The default in consumer software is that your information is the product. Apps collect more than they need, share it with parties you do not know, and use it to build profiles of you that are then sold to advertisers, monetized in adversarial markets, or used to train models on your behaviors. The privacy-erosion default is so widespread that most users no longer notice they are agreeing to it. The terms-of-service prompt is dismissed. The location permission is granted. The contact list is uploaded. The photos are scraped for face recognition. By the time the patterns are visible, it is too late to take them back.
A platform serving the Muslim marriage process cannot operate on these defaults. Privacy is not a nice-to-have for our users. It is the precondition for using the product at all. A woman cannot have a serious conversation with a potential spouse if her photos can be screenshot and forwarded. A man cannot show up at a profile thoughtfully if his bio is being analyzed by a third-party algorithm he never agreed to. A family cannot participate in the matchmaking process if the platform itself is leaking information about who is on it.

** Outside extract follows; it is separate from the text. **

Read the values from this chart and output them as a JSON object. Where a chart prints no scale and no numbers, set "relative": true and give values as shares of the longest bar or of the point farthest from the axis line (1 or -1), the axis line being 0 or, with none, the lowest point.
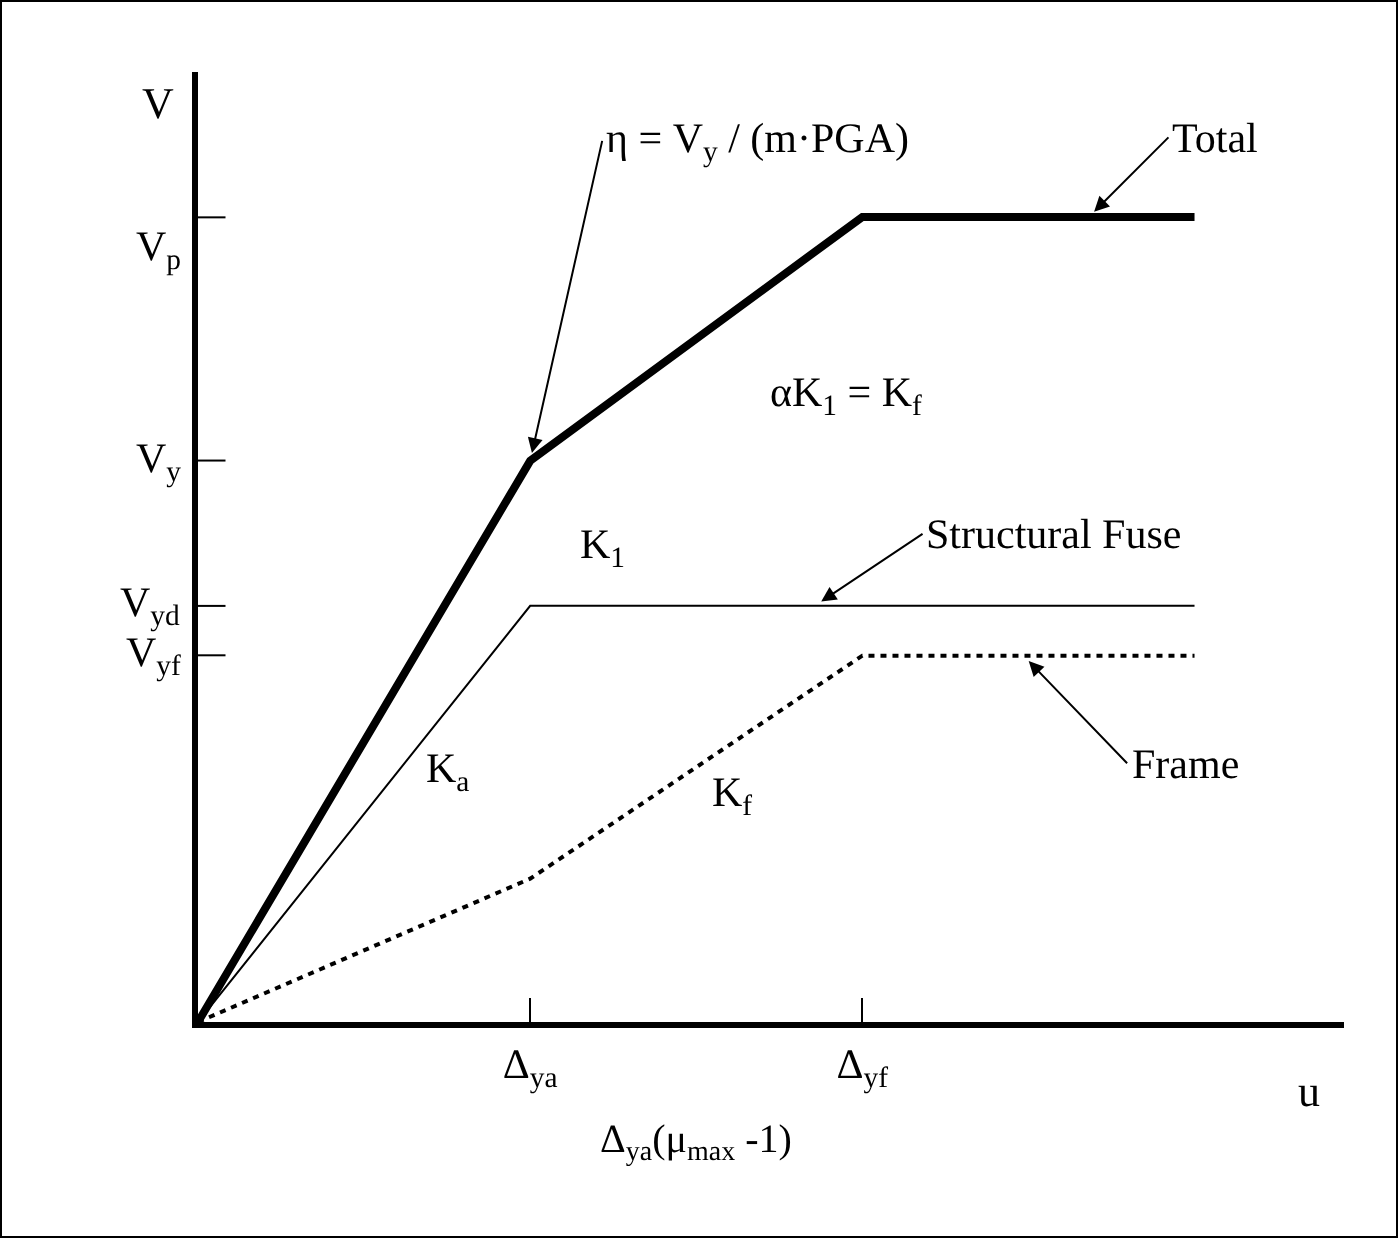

So we built a platform where privacy is not a feature you opt into. It is the default, baked into every decision.
Photos are blurred until a mutual reveal. The platform does not let a man see a woman's clear photo unless she has approved the reveal — and the reveal can be reviewed by her wali before it happens. Photos cannot be saved or screenshotted without the platform detecting and logging the attempt. Photos cannot be shared outside the platform.
First names are shown only with a single initial until a conversation has progressed. No one sees your full identity by default. The identifying information is unlocked deliberately, by your choice, after you have determined that the conversation is worth that level of disclosure.

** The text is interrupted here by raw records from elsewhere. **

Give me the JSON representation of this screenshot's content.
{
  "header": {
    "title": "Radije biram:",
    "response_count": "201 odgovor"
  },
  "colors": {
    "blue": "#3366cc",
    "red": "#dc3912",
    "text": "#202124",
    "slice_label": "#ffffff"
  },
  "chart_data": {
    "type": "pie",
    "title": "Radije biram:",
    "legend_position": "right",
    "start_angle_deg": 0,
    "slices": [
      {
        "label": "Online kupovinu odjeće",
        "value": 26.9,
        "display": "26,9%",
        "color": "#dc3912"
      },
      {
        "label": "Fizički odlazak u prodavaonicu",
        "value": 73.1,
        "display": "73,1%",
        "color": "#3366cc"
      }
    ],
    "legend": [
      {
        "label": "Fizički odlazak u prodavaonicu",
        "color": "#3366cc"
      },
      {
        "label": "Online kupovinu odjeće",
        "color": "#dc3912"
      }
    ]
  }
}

Distance is shown in privacy-preserving buckets — "in your city," "5-15 miles," "15-30 miles" — never as exact mileage and never below 5-mile precision. The platform does not request live location permission. The platform does not use GPS. We do not need to know where you physically are. We need to know what city you live in, and that is information you have already disclosed.
Identity verification happens before you can browse profiles. Every user submits a government ID and a live selfie, processed by a verified identity verification provider operating under a Data Processing Agreement with us. We do not store biometric data permanently. We do not let unverified users see your profile. The verification system is not just to protect us from fake accounts — it is to protect you from talking to people who are not real.
Chat is permanent. This is one of our most-discussed design choices. No deletion, no editing, no unsend. The reason is privacy in the deeper sense: a record that cannot be erased cannot be weaponized. If someone sends you an inappropriate message, you cannot be pressured into deleting the evidence. If you say something on day one that someone tries to spin on day fifty, the original message is there. Permanence is a privacy choice in the form of integrity.
We disclose every third-party service we use. Identity verification is disclosed by name and jurisdiction. Image moderation is disclosed by name and jurisdiction. Payment processors are disclosed. Cloud hosting is disclosed. We have Data Processing Agreements with each one. Where applicable, these agreements include EU-grade data protections that extend to all our users, regardless of where they live.
None of this is novel security thinking. Most of it is the unfashionable application of well-understood privacy principles. What is novel is that we are applying these principles to a category of software — the one optimized for engagement, attention, and data extraction — that has historically not bothered with them.
The choices add up. The result is a platform where you can think about getting married without first having to think about who is watching. That is the precondition for the kind of intentional, family-involved process this platform exists to support.